Contrarian investors like to find stocks that are out of favour with the market. When sentiment is negative then the true value of a stock can easily be overlooked. I’m trawling the underdogs of the FTSE to identify which of them may not deserve their sub-market PE ratings.
Imperial Tobacco (LSE: IMT) (NASDAQOTH: ITYBY.US) is very much in the shadow of fellow FTSE 100 member British American Tobacco. Imperial’s shares have underperformed its rivals, falling 1% this year whilst BATS has seen a 9% rise. Even after that, Imperial is valued on a prospective PE of 10.8, a 30% discount to BATS’ 15.7.
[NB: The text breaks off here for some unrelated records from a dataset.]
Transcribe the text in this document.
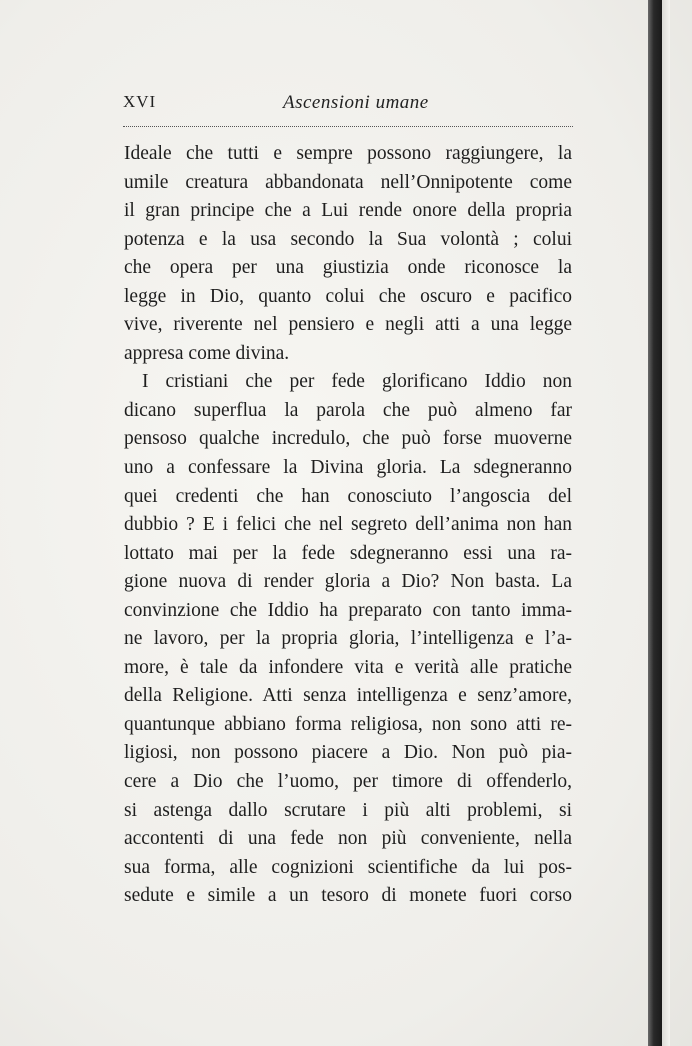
XVI	Ascensioni umane
Ideale che tutti e sempre possono raggiungere, la
umile creatura abbandonata nell’Onnipotente come
il gran principe che a Lui rende onore della propria
potenza e la usa secondo la Sua volontà ; colui
che opera per una giustizia onde riconosce la
legge in Dio, quanto colui che oscuro e pacifico
vive, riverente nel pensiero e negli atti a una legge
appresa come divina.
I cristiani che per fede glorificano Iddio non
dicano superflua la parola che può almeno far
pensoso qualche incredulo, che può forse muoverne
uno a confessare la Divina gloria. La sdegneranno
quei credenti che han conosciuto l’angoscia del
dubbio ? E i felici che nel segreto dell’anima non han
lottato mai per la fede sdegneranno essi una ra-
gione nuova di render gloria a Dio? Non basta. La
convinzione che Iddio ha preparato con tanto imma-
ne lavoro, per la propria gloria, l’intelligenza e l’a-
more, è tale da infondere vita e verità alle pratiche
della Religione. Atti senza intelligenza e senz’amore,
quantunque abbiano forma religiosa, non sono atti re-
ligiosi, non possono piacere a Dio. Non può pia-
cere a Dio che l’uomo, per timore di offenderlo,
si astenga dallo scrutare i più alti problemi, si
accontenti di una fede non più conveniente, nella
sua forma, alle cognizioni scientifiche da lui pos-
sedute e simile a un tesoro di monete fuori corso
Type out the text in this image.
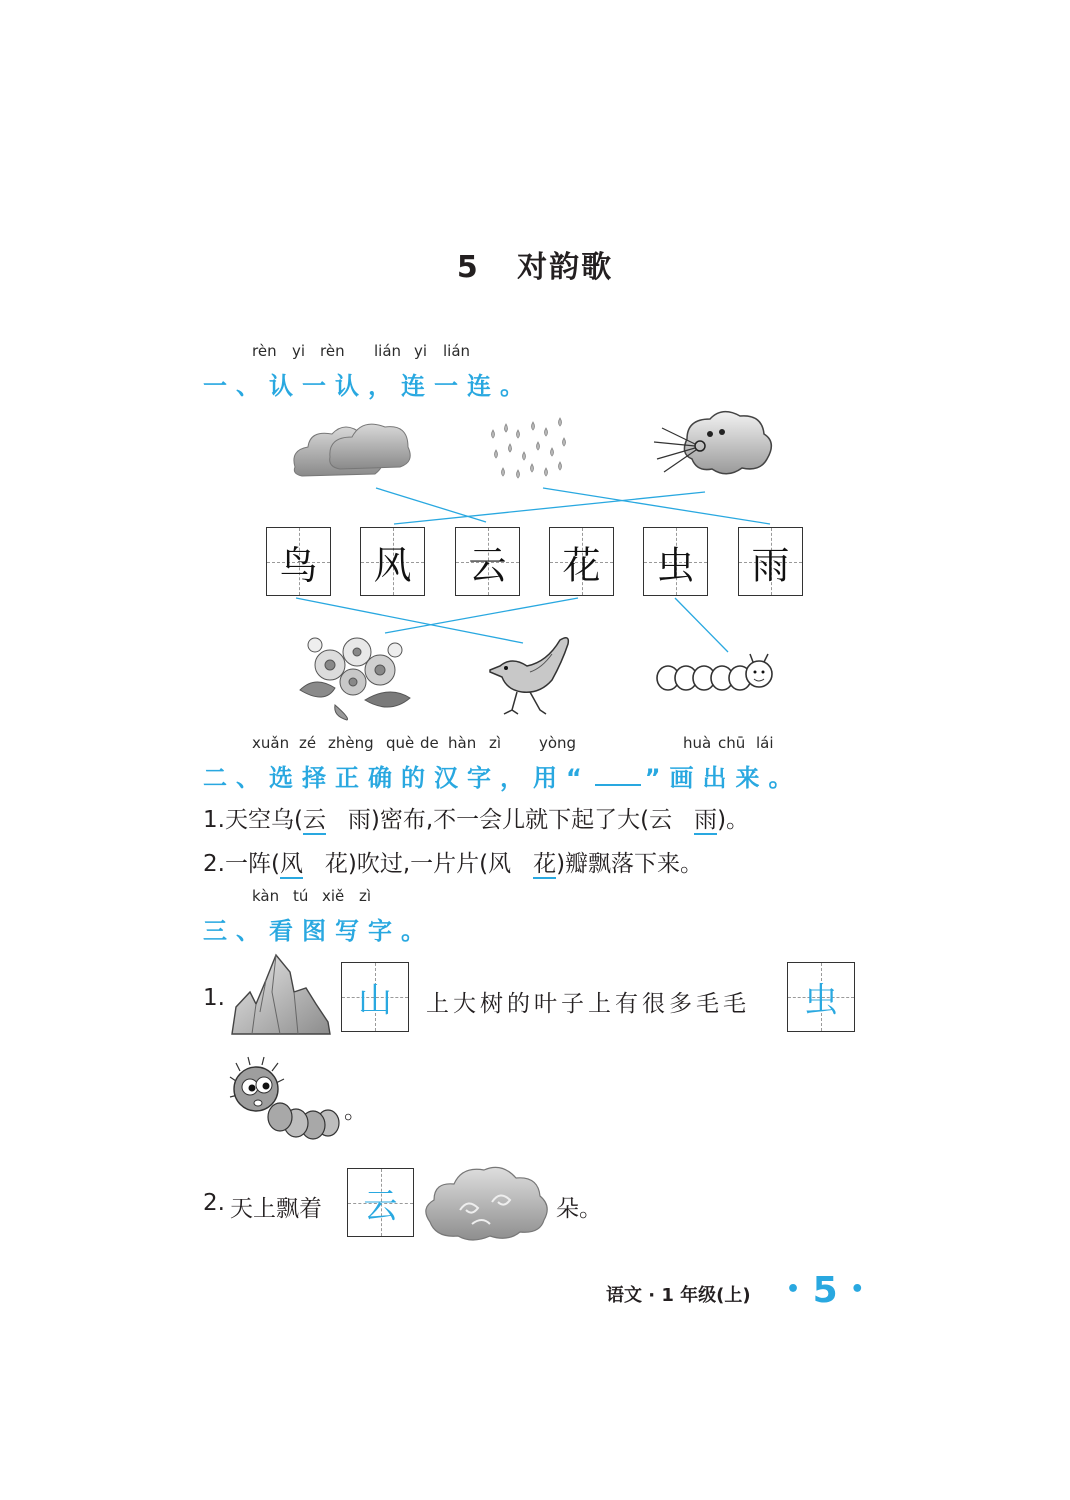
5 对韵歌
rèn yi rèn lián yi lián
一、认一认，连一连。
鸟	风	云	花	虫	雨
xuǎn zé zhèng què de hàn zì	yòng	huà chū lái
二、选择正确的汉字，用“ ”画出来。
1.天空乌(云 雨)密布,不一会儿就下起了大(云 雨)。
2.一阵(风 花)吹过,一片片(风 花)瓣飘落下来。
kàn tú xiě zì
三、看图写字。
1.	山	上大树的叶子上有很多毛毛	虫
。
2. 天上飘着	云	朵。
语文 · 1 年级(上) • 5 •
Imperial is relatively more exposed to mature, declining tobacco markets and less to those emerging markets where the industry’s revenues are still growing. 70% of Imperial’s sales come from the European Union where health concerns, social pressure and government disapproval have combined with austerity to push down tobacco consumption. Some smokers have traded down to lower-priced products or joined the growing numbers buying illegal, untaxed cigarettes.
Response
The company’s response is to push up prices, cut costs, spend to increase market share, and invest in the growing e-cigarette segment. It has restructured its operations into ‘Growth markets’ and ‘Returns markets’. In the former it’s targeting increasing market share, volumes and revenues. It’s milking the latter for profits and cash. And it has recently acquired the Chinese firm that invented e-cigarettes, arguably playing catch-up in this embryonic business.
That’s all good stuff, but largely reflects industry trends. It won’t get Imperial re-rated closer to BATS.
That doesn’t mean it’s a bad share to hold. It’s a logical strategy in a mature industry to harvest cash and return it to shareholders. Imperial pays out half its profits to shareholders, producing an attractive 5.5% yield, and it has a substantial share buy-back programme, too.
Consolidation
Another thing typically happens in mature industries: consolidation. It saves costs, and prolongs the jobs of the management making the acquisitions. Imperial has the attraction — from an investor’s viewpoint — of being the smallest of the big four global listed tobacco companies. It’s the subject of recurrent bid rumours, with a break-up by Japan Tobacco and BATS the most-cited scenario.
The big tobacco companies might make a successful transition into e-cigarette substitutes. But if they don’t, four will likely become three before the industry goes into terminal decline. So Imperial’s shareholders have a safety-net.